今回の結果では空間分解能は125 nm程度で、さほど高くありません。タンパク質や生体物質の複合体の構造も調べることが可能であると考えられます。今後研究が進み、さらに大きいサンプルに対応し、分解能が上がれば細胞丸ごと原子レベルでのイメージングが可能になるのではないかという期待もできます。

元の論文
Three-Dimensional Reconstruction of the Giant Mimivirus Particle with an X-Ray Free-Electron Laser

バクテリアがガンを守っている

腫瘍に隠れたバクテリアが腫瘍を免疫システムから守っているという報告がありました。

Fusobacterium nucleatumという細菌が口内にいるのですが、この細菌は早産、関節リウマチ、大腸がんなどとの関わりが示されています。今回の研究ではがん細胞におけるこの細菌の影響を調べました。まずin vitroでこの細菌はがん細胞にくっついており、TIGITと呼ばれる免疫細胞受容体を活性化することで免疫細胞を阻害していることが明らかになりました。さらに実際にメラノーマや大腸がんでは様々な免疫細胞がTIGITを発現しているのですが、それがF. nucleatumによって阻害されていました。
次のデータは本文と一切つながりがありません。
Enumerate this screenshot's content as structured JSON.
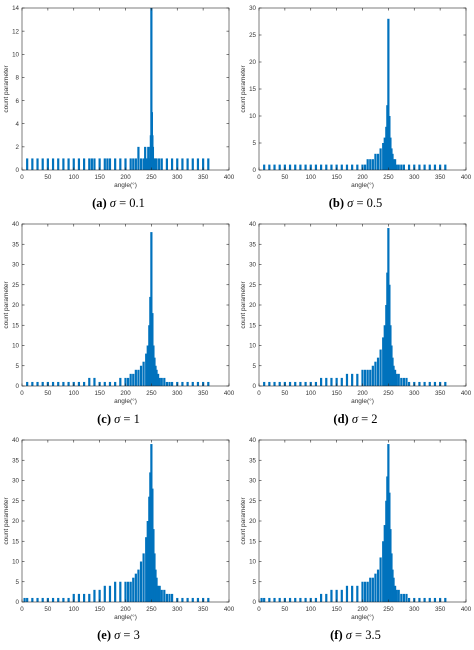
{
  "colors": {
    "bar": "#0072BD",
    "axis": "#262626",
    "tick_text": "#333333",
    "background": "#ffffff"
  },
  "chart_data": [
    {
      "type": "bar",
      "caption": {
        "tag": "(a)",
        "symbol": "σ",
        "equals": "= 0.1"
      },
      "xlabel": "angle(°)",
      "ylabel": "count parameter",
      "xlim": [
        0,
        400
      ],
      "ylim": [
        0,
        14
      ],
      "xticks": [
        0,
        50,
        100,
        150,
        200,
        250,
        300,
        350,
        400
      ],
      "yticks": [
        0,
        2,
        4,
        6,
        8,
        10,
        12,
        14
      ],
      "grid": false,
      "x": [
        10,
        20,
        30,
        40,
        50,
        60,
        70,
        80,
        90,
        100,
        110,
        120,
        130,
        135,
        140,
        150,
        160,
        165,
        170,
        180,
        190,
        200,
        210,
        215,
        220,
        225,
        230,
        235,
        238,
        240,
        242,
        244,
        246,
        248,
        249,
        250,
        251,
        252,
        253,
        254,
        256,
        258,
        260,
        265,
        270,
        280,
        290,
        300,
        310,
        320,
        330,
        340,
        350,
        360
      ],
      "values": [
        1,
        1,
        1,
        1,
        1,
        1,
        1,
        1,
        1,
        1,
        1,
        1,
        1,
        1,
        1,
        1,
        1,
        1,
        1,
        1,
        1,
        1,
        1,
        1,
        1,
        2,
        1,
        1,
        2,
        1,
        1,
        2,
        1,
        2,
        3,
        14,
        5,
        3,
        2,
        1,
        1,
        1,
        1,
        1,
        1,
        1,
        1,
        1,
        1,
        1,
        1,
        1,
        1,
        1
      ]
    },
    {
      "type": "bar",
      "caption": {
        "tag": "(b)",
        "symbol": "σ",
        "equals": "= 0.5"
      },
      "xlabel": "angle(°)",
      "ylabel": "count parameter",
      "xlim": [
        0,
        400
      ],
      "ylim": [
        0,
        30
      ],
      "xticks": [
        0,
        50,
        100,
        150,
        200,
        250,
        300,
        350,
        400
      ],
      "yticks": [
        0,
        5,
        10,
        15,
        20,
        25,
        30
      ],
      "grid": false,
      "x": [
        10,
        20,
        30,
        40,
        50,
        60,
        70,
        80,
        90,
        100,
        110,
        120,
        130,
        140,
        150,
        160,
        170,
        180,
        190,
        200,
        205,
        210,
        215,
        220,
        225,
        230,
        235,
        240,
        243,
        246,
        248,
        250,
        252,
        254,
        256,
        258,
        260,
        263,
        266,
        270,
        275,
        280,
        290,
        300,
        310,
        320,
        330,
        340,
        350,
        360
      ],
      "values": [
        1,
        1,
        1,
        1,
        1,
        1,
        1,
        1,
        1,
        1,
        1,
        1,
        1,
        1,
        1,
        1,
        1,
        1,
        1,
        1,
        1,
        2,
        2,
        2,
        3,
        3,
        4,
        5,
        6,
        8,
        12,
        28,
        10,
        6,
        4,
        3,
        2,
        2,
        1,
        1,
        1,
        1,
        1,
        1,
        1,
        1,
        1,
        1,
        1,
        1
      ]
    },
    {
      "type": "bar",
      "caption": {
        "tag": "(c)",
        "symbol": "σ",
        "equals": "= 1"
      },
      "xlabel": "angle(°)",
      "ylabel": "count parameter",
      "xlim": [
        0,
        400
      ],
      "ylim": [
        0,
        40
      ],
      "xticks": [
        0,
        50,
        100,
        150,
        200,
        250,
        300,
        350,
        400
      ],
      "yticks": [
        0,
        5,
        10,
        15,
        20,
        25,
        30,
        35,
        40
      ],
      "grid": false,
      "x": [
        10,
        20,
        30,
        40,
        50,
        60,
        70,
        80,
        90,
        100,
        110,
        120,
        130,
        140,
        150,
        160,
        170,
        180,
        190,
        200,
        205,
        210,
        215,
        220,
        225,
        230,
        235,
        240,
        243,
        246,
        248,
        250,
        252,
        254,
        256,
        258,
        260,
        263,
        266,
        270,
        275,
        280,
        285,
        290,
        300,
        310,
        320,
        330,
        340,
        350,
        360
      ],
      "values": [
        1,
        1,
        1,
        1,
        1,
        1,
        1,
        1,
        1,
        1,
        1,
        1,
        2,
        2,
        1,
        1,
        1,
        1,
        2,
        2,
        2,
        3,
        3,
        4,
        4,
        5,
        6,
        8,
        10,
        15,
        22,
        38,
        18,
        10,
        7,
        5,
        4,
        3,
        2,
        2,
        2,
        1,
        1,
        1,
        1,
        1,
        1,
        1,
        1,
        1,
        1
      ]
    },
    {
      "type": "bar",
      "caption": {
        "tag": "(d)",
        "symbol": "σ",
        "equals": "= 2"
      },
      "xlabel": "angle(°)",
      "ylabel": "count parameter",
      "xlim": [
        0,
        400
      ],
      "ylim": [
        0,
        40
      ],
      "xticks": [
        0,
        50,
        100,
        150,
        200,
        250,
        300,
        350,
        400
      ],
      "yticks": [
        0,
        5,
        10,
        15,
        20,
        25,
        30,
        35,
        40
      ],
      "grid": false,
      "x": [
        10,
        20,
        30,
        40,
        50,
        60,
        70,
        80,
        90,
        100,
        110,
        120,
        130,
        140,
        150,
        160,
        170,
        180,
        190,
        200,
        205,
        210,
        215,
        220,
        225,
        230,
        235,
        240,
        243,
        246,
        248,
        250,
        252,
        254,
        256,
        258,
        260,
        263,
        266,
        270,
        275,
        280,
        285,
        290,
        300,
        310,
        320,
        330,
        340,
        350,
        360
      ],
      "values": [
        1,
        1,
        1,
        1,
        1,
        1,
        1,
        1,
        1,
        1,
        1,
        2,
        2,
        2,
        2,
        2,
        3,
        3,
        3,
        4,
        4,
        4,
        4,
        5,
        6,
        7,
        9,
        12,
        15,
        20,
        28,
        39,
        25,
        15,
        10,
        7,
        5,
        4,
        3,
        3,
        2,
        2,
        2,
        1,
        1,
        1,
        1,
        1,
        1,
        1,
        1
      ]
    },
    {
      "type": "bar",
      "caption": {
        "tag": "(e)",
        "symbol": "σ",
        "equals": "= 3"
      },
      "xlabel": "angle(°)",
      "ylabel": "count parameter",
      "xlim": [
        0,
        400
      ],
      "ylim": [
        0,
        40
      ],
      "xticks": [
        0,
        50,
        100,
        150,
        200,
        250,
        300,
        350,
        400
      ],
      "yticks": [
        0,
        5,
        10,
        15,
        20,
        25,
        30,
        35,
        40
      ],
      "grid": false,
      "x": [
        5,
        10,
        20,
        30,
        40,
        50,
        60,
        70,
        80,
        90,
        100,
        110,
        120,
        130,
        140,
        150,
        160,
        170,
        180,
        190,
        200,
        205,
        210,
        215,
        220,
        225,
        230,
        235,
        240,
        243,
        246,
        248,
        250,
        252,
        254,
        256,
        258,
        260,
        263,
        266,
        270,
        275,
        280,
        285,
        290,
        300,
        310,
        320,
        330,
        340,
        350,
        360
      ],
      "values": [
        1,
        1,
        1,
        1,
        1,
        1,
        1,
        1,
        1,
        1,
        2,
        2,
        2,
        2,
        3,
        3,
        4,
        4,
        5,
        5,
        5,
        5,
        5,
        6,
        7,
        8,
        10,
        12,
        16,
        20,
        26,
        32,
        39,
        28,
        18,
        12,
        8,
        6,
        4,
        4,
        3,
        3,
        2,
        2,
        2,
        1,
        1,
        1,
        1,
        1,
        1,
        1
      ]
    },
    {
      "type": "bar",
      "caption": {
        "tag": "(f)",
        "symbol": "σ",
        "equals": "= 3.5"
      },
      "xlabel": "angle(°)",
      "ylabel": "count parameter",
      "xlim": [
        0,
        400
      ],
      "ylim": [
        0,
        40
      ],
      "xticks": [
        0,
        50,
        100,
        150,
        200,
        250,
        300,
        350,
        400
      ],
      "yticks": [
        0,
        5,
        10,
        15,
        20,
        25,
        30,
        35,
        40
      ],
      "grid": false,
      "x": [
        5,
        10,
        20,
        30,
        40,
        50,
        60,
        70,
        80,
        90,
        100,
        110,
        120,
        130,
        140,
        150,
        160,
        170,
        180,
        190,
        200,
        205,
        210,
        215,
        220,
        225,
        230,
        235,
        240,
        243,
        246,
        248,
        250,
        252,
        254,
        256,
        258,
        260,
        263,
        266,
        270,
        275,
        280,
        285,
        290,
        300,
        310,
        320,
        330,
        340,
        350,
        360
      ],
      "values": [
        1,
        1,
        1,
        1,
        1,
        1,
        1,
        1,
        1,
        1,
        1,
        1,
        2,
        2,
        3,
        3,
        3,
        4,
        4,
        4,
        5,
        5,
        5,
        6,
        6,
        7,
        8,
        11,
        15,
        19,
        25,
        31,
        39,
        27,
        18,
        12,
        8,
        6,
        4,
        3,
        3,
        2,
        2,
        2,
        1,
        1,
        1,
        1,
        1,
        1,
        1,
        1
      ]
    }
  ]
}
一部のガンではバクテリアが大量に見つかるのですが、今回のように免疫システムから腫瘍細胞を守っているからかもしれません。でも何のメリットがあってバクテリアは腫瘍細胞を守るようなことをするのでしょうか。

元の論文
Binding of the Fap2 Protein of Fusobacterium nucleatum to Human Inhibitory Receptor TIGIT Protects Tumors from Immune Cell Attack.